The northern European dream looks something like this: get home from work in time for dinner with the kids; no stress about paying for their education or healthcare; safe streets in a safe region; an affordable home near your extended family; frequent holidays and a long life. You won’t get rich, but you won’t need to either. This vision of the good life has rarely been articulated (except in Jeremy Rifkin’s 2004 book The European Dream) but it animates the region bounded by Iceland in the west, Germany in the east, and France in the south. Now the northern European dream is displacing the much better-known American dream — even, remarkably, inside the US itself.
The American dream of “chewing gum, liberation and democracy” was imported into war-ruined Europe by occupying GIs, said German historian Paul Nolte at a debate organised by the Swiss newspaper NZZ in Berlin last week. Postwar, the core component of the dream became individual economic ascent, writes Sarah Churchwell in her new book Behold, America: anyone could make it if they wanted it enough (and read enough self-help books). I grew up in 1980s northern Europe imbibing this dream from soap operas such as Dallas and Dynasty, from the lives of celebrities such as Madonna and, above all, from adverts.
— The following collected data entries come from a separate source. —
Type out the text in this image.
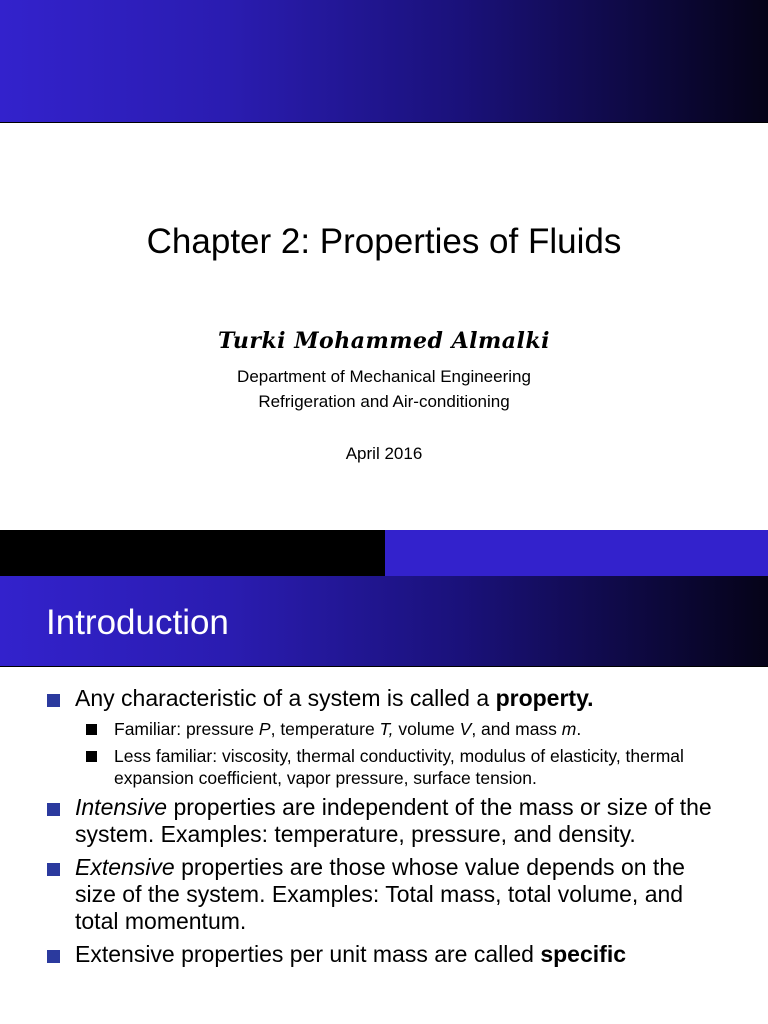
Chapter 2: Properties of Fluids
Turki Mohammed Almalki
Department of Mechanical Engineering
Refrigeration and Air-conditioning
April 2016
Introduction
Any characteristic of a system is called a property.
Familiar: pressure P, temperature T, volume V, and mass m.
Less familiar: viscosity, thermal conductivity, modulus of elasticity, thermal expansion coefficient, vapor pressure, surface tension.
Intensive properties are independent of the mass or size of the system. Examples: temperature, pressure, and density.
Extensive properties are those whose value depends on the size of the system. Examples: Total mass, total volume, and total momentum.
Extensive properties per unit mass are called specific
But that dream has faded. After Donald Trump descended the golden escalator in Trump Tower in 2015 to launch his presidential run, he intoned the new commonplace: “Sadly, the American dream is dead.” He himself is living proof of that: though he pretends to embody the dream, he is in fact an heir leading a society dominated by heirs, the predictable result of 80 years of national wealth accumulation and low to non-existent inheritance taxes. The US has less social mobility than northern Europe, according to Pew Charitable Trusts, the Brookings Institution and others. Being an average American now is like running a struggling small business: you’re always on the brink.